Misalnya firman Allah SWT:
وَاسْأَلِ الْقَرْيَةَ الَّتِي كُنَّا فِيهَا وَالْعِيرَ الَّتِي أَقْبَلْنَا فِيهَا
 Artinya:  Dan tanyalah (penduduk) negeri yang kami berada disitu, dan kafilah yang kami datang bersamanya, dan Sesungguhnya kami adalah orang-orang yang benar”. (Q.S.Yusuf:82)
Menurut dzahir ungkapan ayat tersebut terasa ada yang kurang, karena bagaimana mungkin bertanya kepada “kampung” yang bukan makhluk hidup. Karenanya dirasakan perlu memunculkan sesuatu kata agar ungkapan dalam ayat itu menjadi benar. Kata yang perlu dimunculkan itu adalah “penduduk” sebelum kata “kampung” yang dapat ditanya dan memberi jawaban. Selain itu, juga dianggap perlu memunculkan kata “orang-orang” sebelum kata “kafilah”, sehingga menjadi orang-orang dalam “kafilah” yang memungkinkan memberikan jawaban.
    Ø   Dalalah Gairu Lafdhiyah
Dalalah Ghairu Lafdhiyah adalah dalalah yang bukan lafadh, yaitu dalil yang digunakan bukan dalam bentuk suara, bukan lafadh, dan bukan pula dalam bentuk kata. Hal ini berarti bahwa “diam” atau “tidak bersuara”, sesuatu dapat pula memberi petunjuk pada sesuatu. Contohnya “raut muka” seseorang mengandung arti tertentu.
Ulama’ Hanafiyah membagi Dalalah Gairu Lafdhiyah menjadi empat bagian yaitu:

a.  ان يلزم عن مذكور مسكوت عنه
Artinya adalah Lazim (harus ada) dari hukum yang disebutkan, suatu hukum bagi yang tidak disebutkan (maskut ‘anhu).
Dalam suatu hukum yang tersurat dapat diketahui pula hukum lain meskipun tidak tersurat dalam lafadh itu. Contohnya:
وَلِأَبَوَيْهِ لِكُلِّ وَاحِدٍ مِنْهُمَا السُّدُسُ مِمَّا تَرَكَ إِنْ كَانَ لَهُ وَلَدٌ فَإِنْ لَمْ يَكُنْ لَهُ وَلَدٌ وَوَرِثَهُ أَبَوَاهُ فَلِأُمِّهِ الثُّلُثُ
Artinya: Dan untuk dua orang ibu-bapak, bagi masing-masingnya seperenam dari harta yang ditinggalkan, jika yang meninggal itu mempunyai anak; jika orang yang meninggal tidak mempunyai anak dan ia diwarisi oleh ibu-bapanya (saja), Maka ibunya mendapat sepertiga. (Q.S.An-Nisa’:11)
Ibarat nash dari ayat ini adalah ahli waris hanya dua orang ibu bapak, maka ibu menerima sepertiga. Meskipun dalam ayat ini tidak disebutkan hak ayah, nemun dari ungkapan ayat ini, dapat dipahami bahwa hak ayah adalah sisa dari sepertiga yaitu, dua pertiga.

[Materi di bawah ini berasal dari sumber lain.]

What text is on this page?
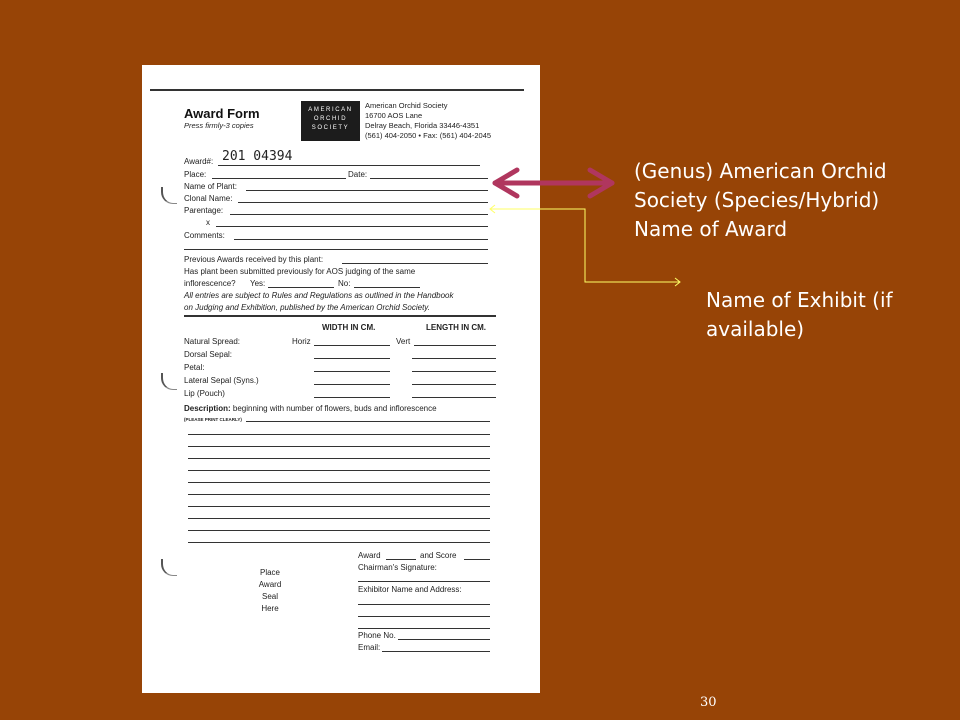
Award Form
Press firmly-3 copies
AMERICAN
ORCHID
SOCIETY
American Orchid Society
16700 AOS Lane
Delray Beach, Florida 33446-4351
(561) 404-2050 • Fax: (561) 404-2045
Award#: 201 04394
Place:	Date:
Name of Plant:
Clonal Name:
Parentage:
x
Comments:
Previous Awards received by this plant:
Has plant been submitted previously for AOS judging of the same
inflorescence? Yes:	No:
All entries are subject to Rules and Regulations as outlined in the Handbook
on Judging and Exhibition, published by the American Orchid Society.
WIDTH IN CM.	LENGTH IN CM.
Natural Spread:	Horiz	Vert
Dorsal Sepal:
Petal:
Lateral Sepal (Syns.)
Lip (Pouch)
Description: beginning with number of flowers, buds and inflorescence
(PLEASE PRINT CLEARLY)
Place
Award
Seal
Here
Award	and Score
Chairman's Signature:
Exhibitor Name and Address:
Phone No.
Email:
(Genus) American Orchid Society (Species/Hybrid) Name of Award
Name of Exhibit (if available)
30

b. دلالة حال الساكت الذي كانت وظيفته البيان مطلقا
                             [2]               
Dalalah (petunjuk) keadaan diamnya seseorang yang fungsinya untuk memberikan penjelasan seseorang yang diberi tugas untuk memberikan penjelasan atas sesuatu namun ia dalam keadaan tertentu diam saja memberikan petunjuk atas sesuatu. Begitu pula seseorang yang diberi tugas suntuk melarang sesuatu perbuatan tapi sesuatu saat ia menyaksikan perbuatan yang dilarang itu dilakukan orang, namun ia diam saja. Diam nya itu memberi petunjuk atas suatu hukum.
Dalam hal ini adalah izin untuk melakukan perbuatan itu. Sebab kalau perbuatan itu dilarang, tentu ia tidak akan tinggal diam ketika melihat perbuatan tersebut. Karena ia bertugas memberikan penjelasan atau melarang perbuatan yang salah. Keadaan diam nya itu memberikan izin untuk berbuat.

c. اعتبار سكوت الساكت دلالة كالنطق لدفع التغرير
Memandang diam orang diam itu, satu petunjuk, sama dengan tuturannya, untuk menolak penipuan.
Contohnya, seorang wali anak bersikap diam saat orang yang berada di bawah perwaliannya melakukan tindakan yang bertalian dengan hartanya, seperti jual beli. Orang yang berada di bawah pertaliannya itu baru sah tindakannya bila secara jelas diizinkan oleh walinya, tidak hanya diam semata.
Namun, karena jual beli itu sudah berlangsung dan kalau tidak mendapat persetujuan dari walinya, tentu tindakan itu tidak dianggap sah yang akan merugikan pihak lain. Dalam rangka menghindari kerugian dari pihak lain maka meskipun wali itu hanya diam tetapi sudah sah.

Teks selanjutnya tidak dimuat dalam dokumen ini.